The London-listed private equity investor has until 29 September under the City Code to publish its defence document in response to HarbourVest’s 650p-a-share bid.

SVG Capital, the London-listed target of a £1.015 billion ($1.3 billion; €1.2 billion) unsolicited bid from HarbourVest, is plotting its defence as it seeks a bid to top the 650 pence-a-share offer from its much larger US rival.

Under the City Code on Takeovers and Mergers, the board of a targeted company has 14 days from the time an offer document is issued to let shareholders know its opinion of the offer and the recommendations it has received from independent advisors. Since Boston-based investment firm HarbourVest issued its offer document on 15 September, SVG has until Thursday to publish its defence.

Part of SVG’s defence strategy has been to search for a ‘white knight’ capable of making an offer higher than HarbourVest’s, which SVG has consistently said undervalues the company and its assets. At its interim results on 16 September, SVG urged shareholders to take no action concerning HarbourVest’s bid, saying it had received approaches “from a number of credible parties” that could potentially result in a competing bid.

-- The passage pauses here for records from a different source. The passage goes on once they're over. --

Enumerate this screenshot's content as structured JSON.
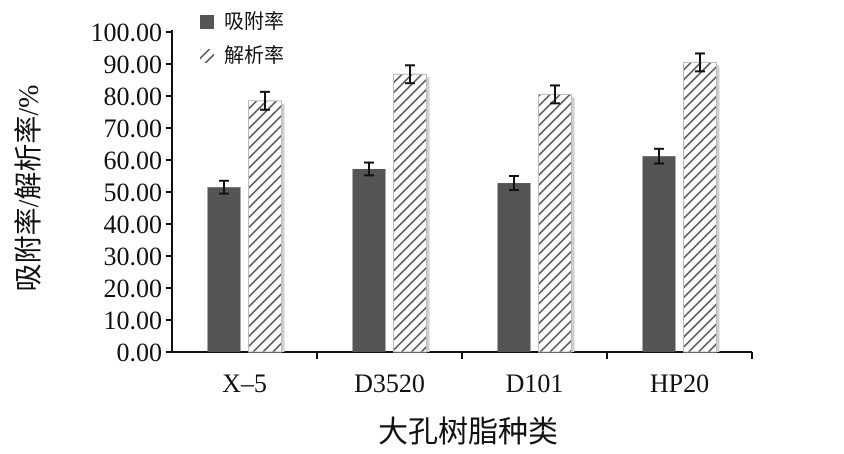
{
  "chart_data": {
    "type": "bar",
    "title": "",
    "xlabel": "大孔树脂种类",
    "ylabel": "吸附率/解析率/%",
    "ylim": [
      0,
      100
    ],
    "yticks": [
      "0.00",
      "10.00",
      "20.00",
      "30.00",
      "40.00",
      "50.00",
      "60.00",
      "70.00",
      "80.00",
      "90.00",
      "100.00"
    ],
    "categories": [
      "X–5",
      "D3520",
      "D101",
      "HP20"
    ],
    "series": [
      {
        "name": "吸附率",
        "values": [
          51.5,
          57.2,
          52.8,
          61.2
        ],
        "errors": [
          2.0,
          2.0,
          2.2,
          2.3
        ],
        "color": "#555555",
        "pattern": "solid"
      },
      {
        "name": "解析率",
        "values": [
          78.5,
          86.8,
          80.5,
          90.5
        ],
        "errors": [
          2.8,
          2.8,
          2.8,
          2.8
        ],
        "color": "#555555",
        "pattern": "hatch"
      }
    ],
    "legend_position": "top-left",
    "grid": false
  }
}
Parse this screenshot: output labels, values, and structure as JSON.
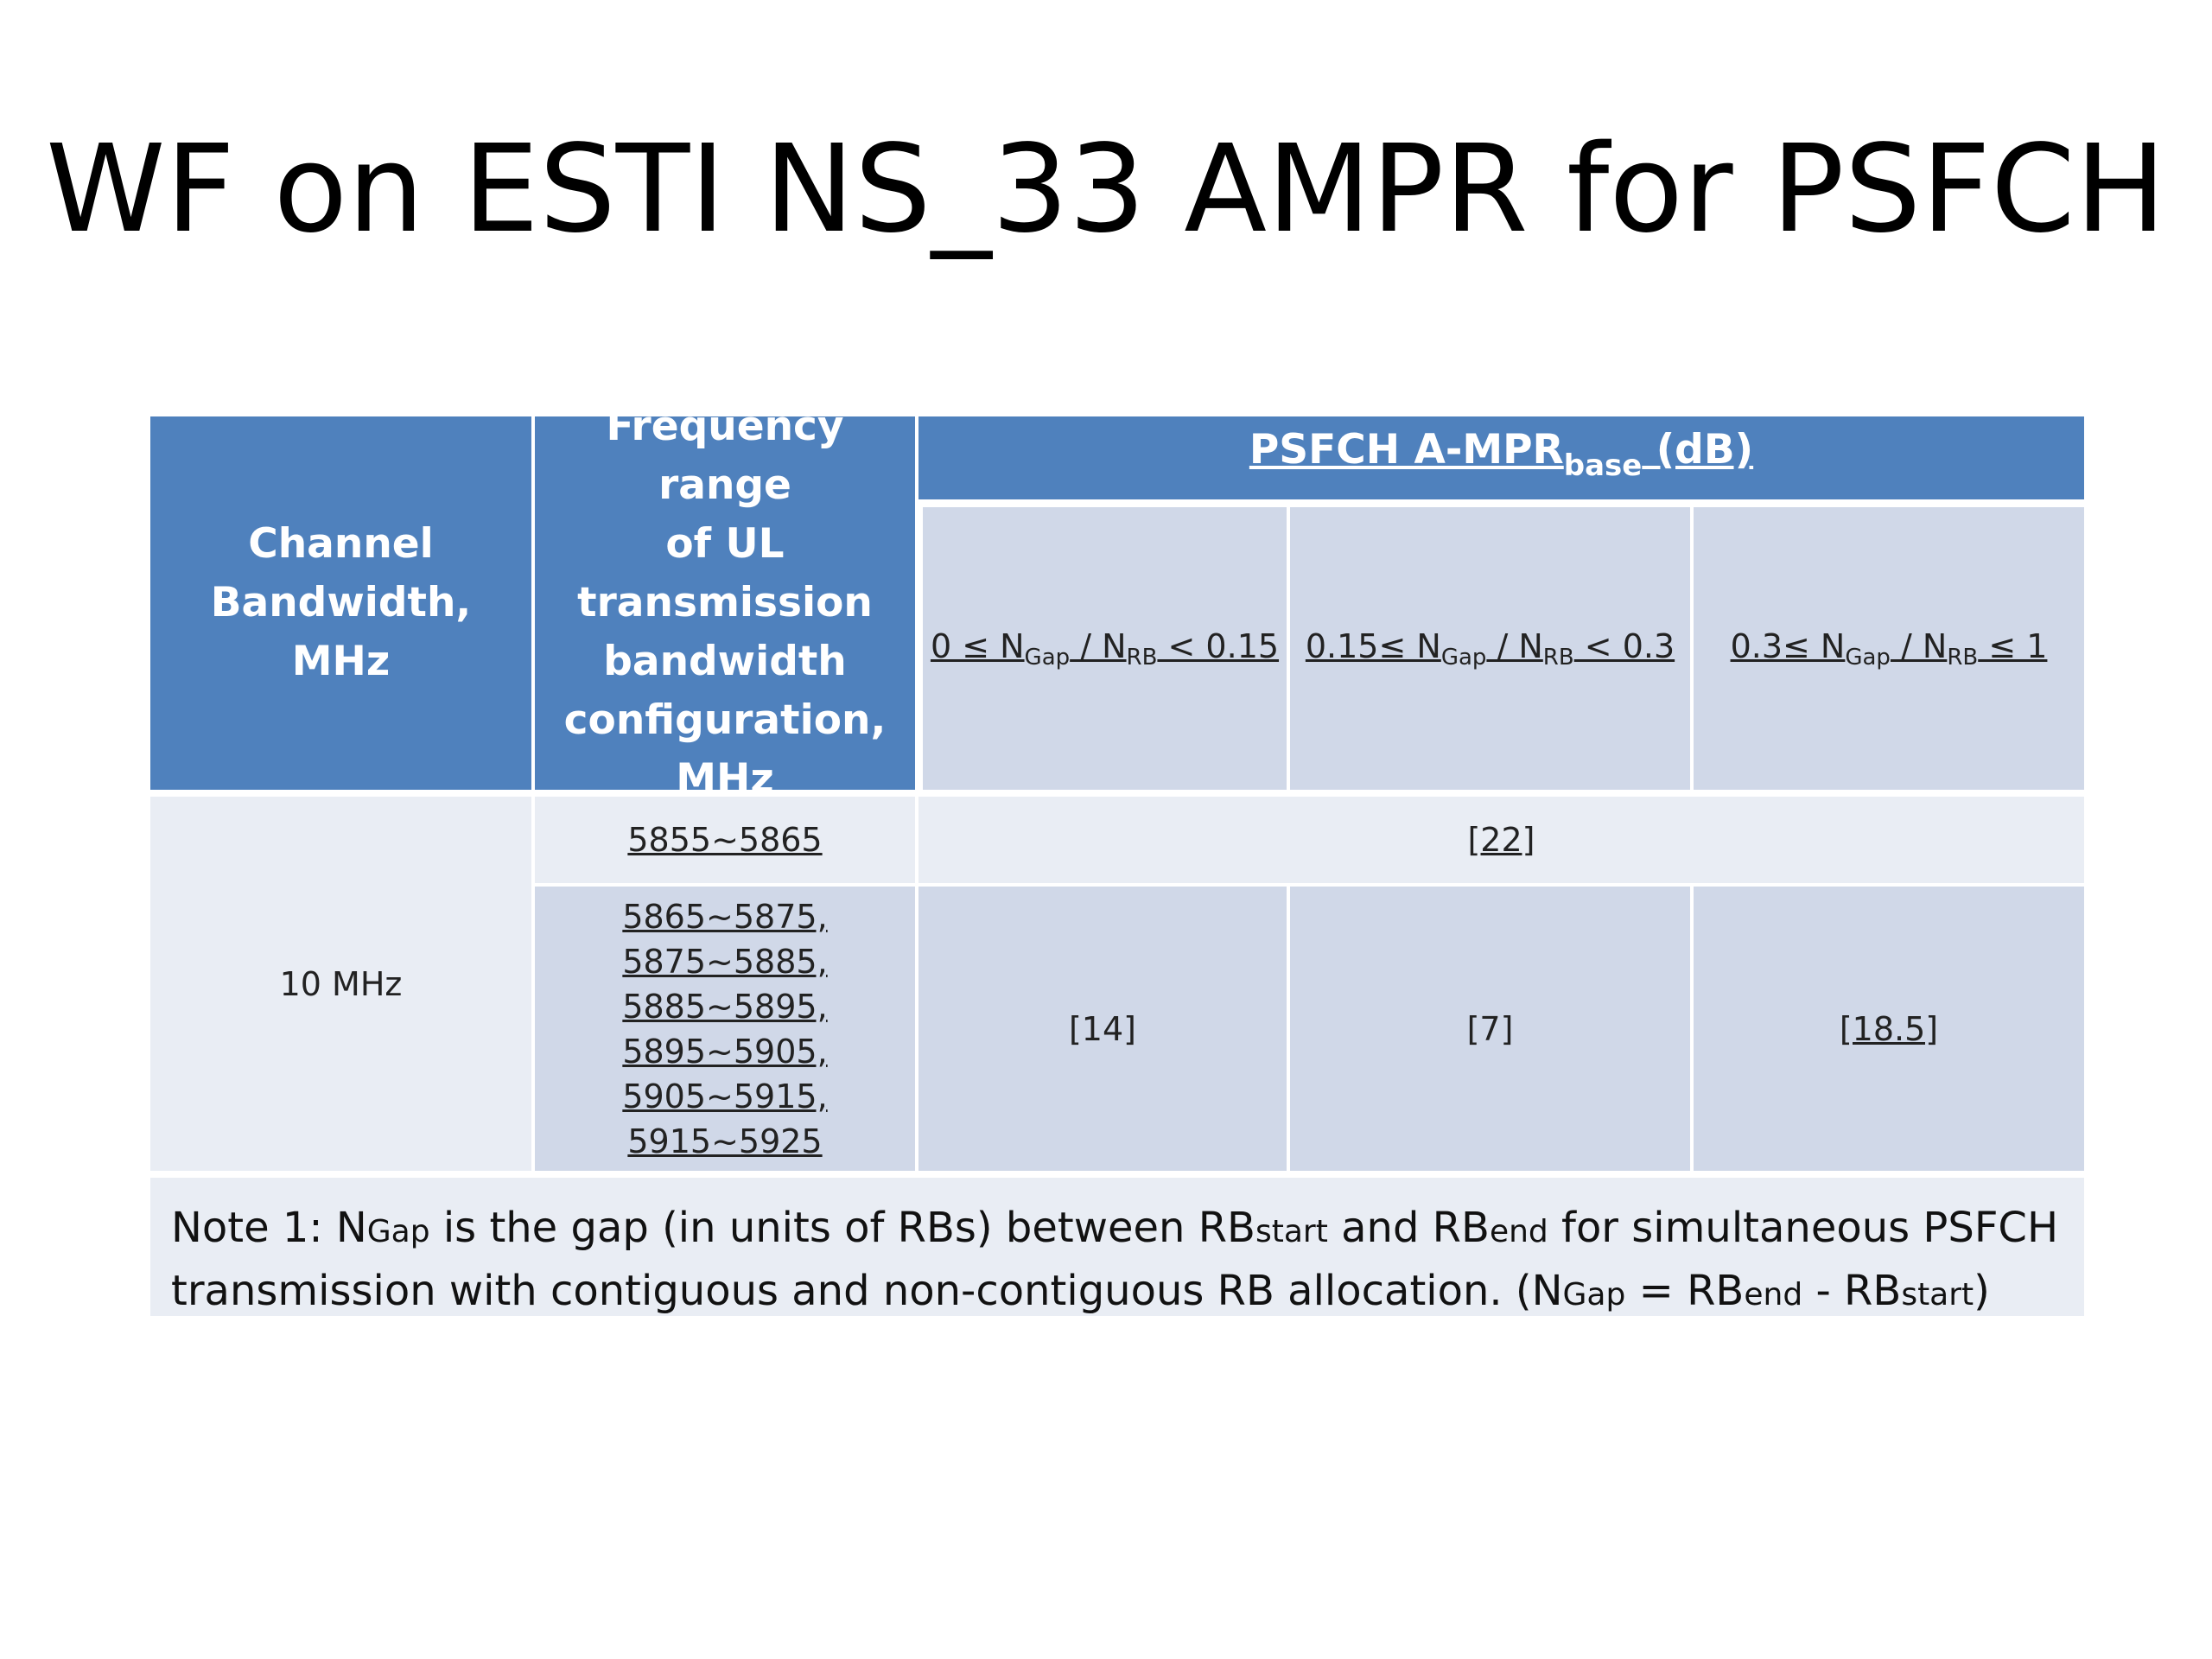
{
  "slide": {
    "title": "WF on ESTI NS_33 AMPR for PSFCH"
  },
  "table": {
    "header": {
      "channel_bw": [
        "Channel",
        "Bandwidth,",
        "MHz"
      ],
      "freq_range": [
        "Frequency range",
        "of UL",
        "transmission",
        "bandwidth",
        "configuration,",
        "MHz"
      ],
      "psfch_main": "PSFCH A-MPR",
      "psfch_sub": "base",
      "psfch_unit": " (dB)"
    },
    "ratio_cols": [
      {
        "prefix": "0 ≤ N",
        "gap": "Gap",
        "mid": " / N",
        "rb": "RB",
        "suffix": " < 0.15"
      },
      {
        "prefix": "0.15≤ N",
        "gap": "Gap",
        "mid": " / N",
        "rb": "RB",
        "suffix": " < 0.3"
      },
      {
        "prefix": "0.3≤ N",
        "gap": "Gap",
        "mid": " / N",
        "rb": "RB",
        "suffix": " ≤ 1"
      }
    ],
    "rows": {
      "channel_bw_value": "10 MHz",
      "row1_freq": "5855~5865",
      "row1_value": "[22]",
      "row2_freqs": [
        "5865~5875,",
        "5875~5885,",
        "5885~5895,",
        "5895~5905,",
        "5905~5915,",
        "5915~5925"
      ],
      "row2_values": [
        "[14]",
        "[7]",
        "[18.5]"
      ]
    },
    "note": {
      "p1": "Note 1: N",
      "s1": "Gap",
      "p2": " is the gap (in units of RBs) between RB",
      "s2": "start",
      "p3": " and RB",
      "s3": "end",
      "p4": " for simultaneous PSFCH transmission with contiguous and non-contiguous RB allocation. (N",
      "s4": "Gap",
      "p5": " = RB",
      "s5": "end",
      "p6": " - RB",
      "s6": "start",
      "p7": ")"
    }
  },
  "colors": {
    "header_blue": "#4f81bd",
    "sub_header": "#d0d8e8",
    "light_row": "#e9edf4"
  }
}
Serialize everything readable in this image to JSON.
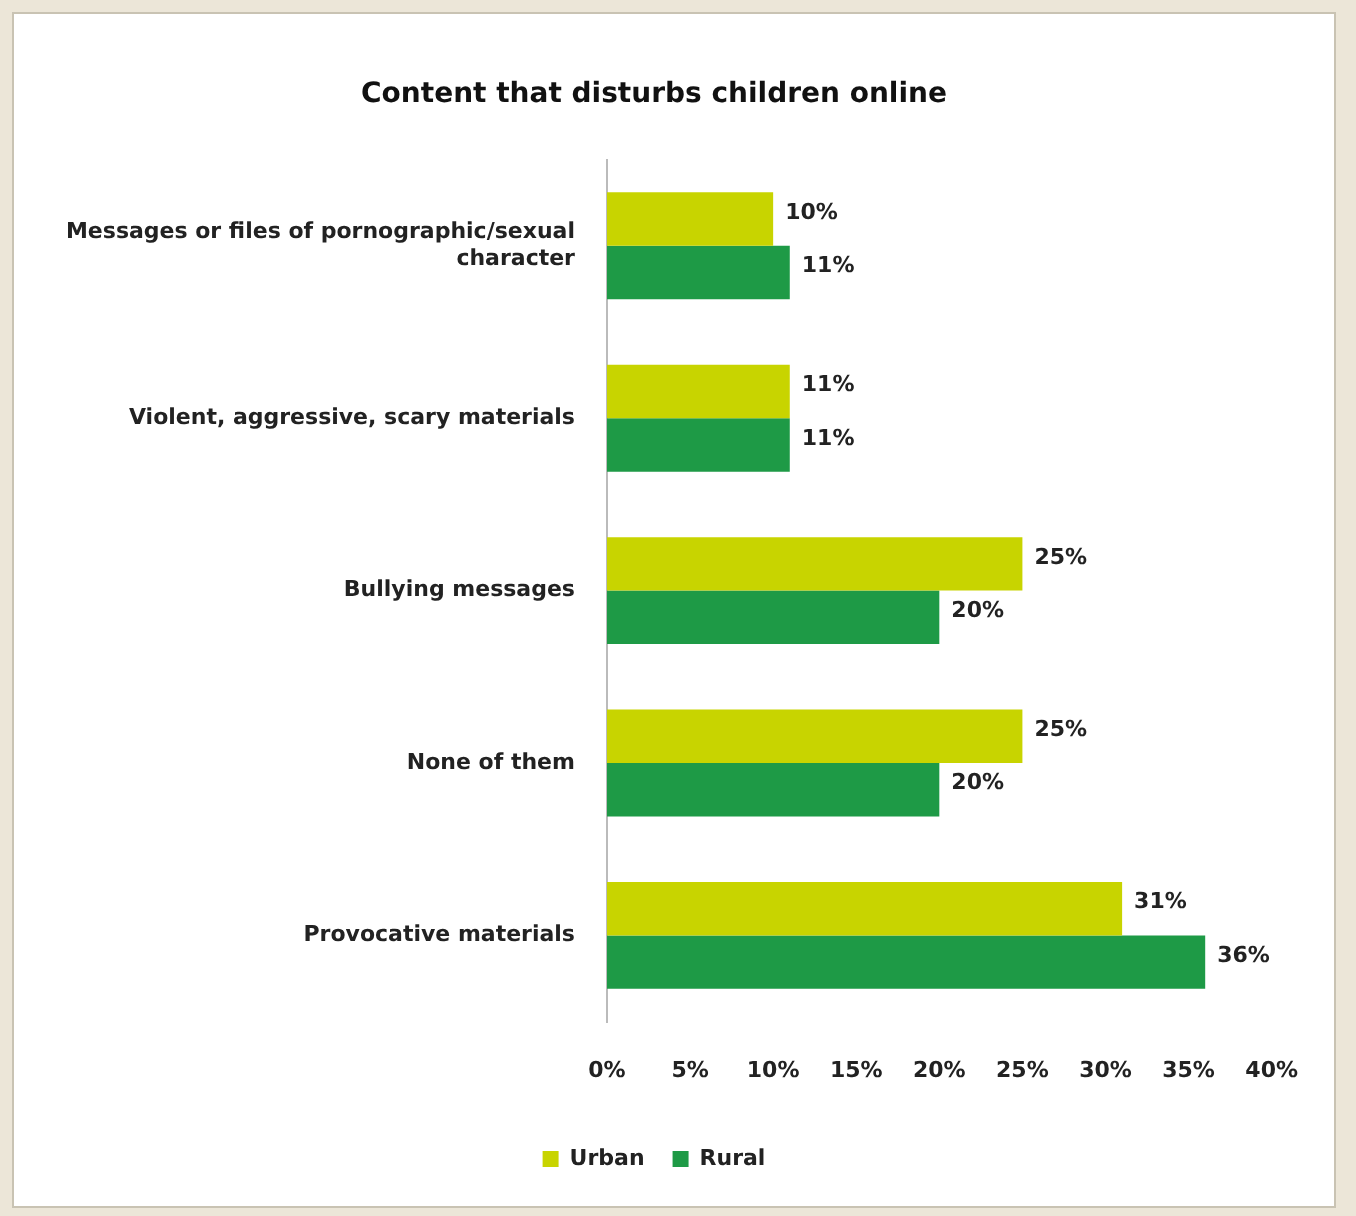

SVG has not named these parties, but media speculation has focused on several private equity asset managers in particular, which are thought to possess the financial firepower and the specialist sector expertise needed to acquire a business as complex as SVG’s.

For example, The Sunday Telegraph reported on 25 September that as many as six potential bidders for SVG have emerged, citing sources. According to the newspaper, these possible bidders could include Amsterdam-based private equity investor AlpInvest, and is a unit of buyout giant the Carlyle Group; Carlyle’s own peers, Blackstone and KKR; and New York-based Lexington Partners, the world’s largest manager of secondaries and co-investment funds, with more than $34 billion in committed capital.

Lexington placed second after France’s Ardian in Secondaries Investor‘s SI 30 global ranking of the 30 top secondaries fund managers by capital raised over a five-year period.

Media reports have also named Deutsche Asset Management, Goldman Sachs Asset Management, and Switzerland’s Partners Group as possible bidders.

In an interview with The Sunday Telegraph, SVG chief executive Lynn Fordham said she believed that instead of simply trimming the SVG team and winding down the fund over time, as it is thought HarbourVest would do, another buyer could retain SVG’s management and put the £351 million cash SVG has on its books to work.

“I’m sure there are some people out there who have the ingenuity to think up something,” the newspaper quotes Fordham saying.

While an alternative bid to HarbourVest’s is a possibility, any suitors thinking of making an offer for SVG will have to contend with a number of complications. One is that SVG’s largest shareholder, London-based secondaries firm Coller Capital, has already tendered its 26.6 percent to HarbourVest, having formally accepted the 650 pence-a-share offer on 16 September.

That said, UK asset manager Schroders, SVG’s second-largest shareholder with 11.3 percent, has said it is supporting the firm’s management.

A spokesman for SVG declined to comment on media speculation over potential bidders for the firm.

SVG shares were 0.7 percent lower, but still above HarbourVest’s offer price, at 665 pence in early trading on Monday.

SVG is being advised by Melanie Gee, a senior advisor at Lazard, The Sunday Telegraph reported.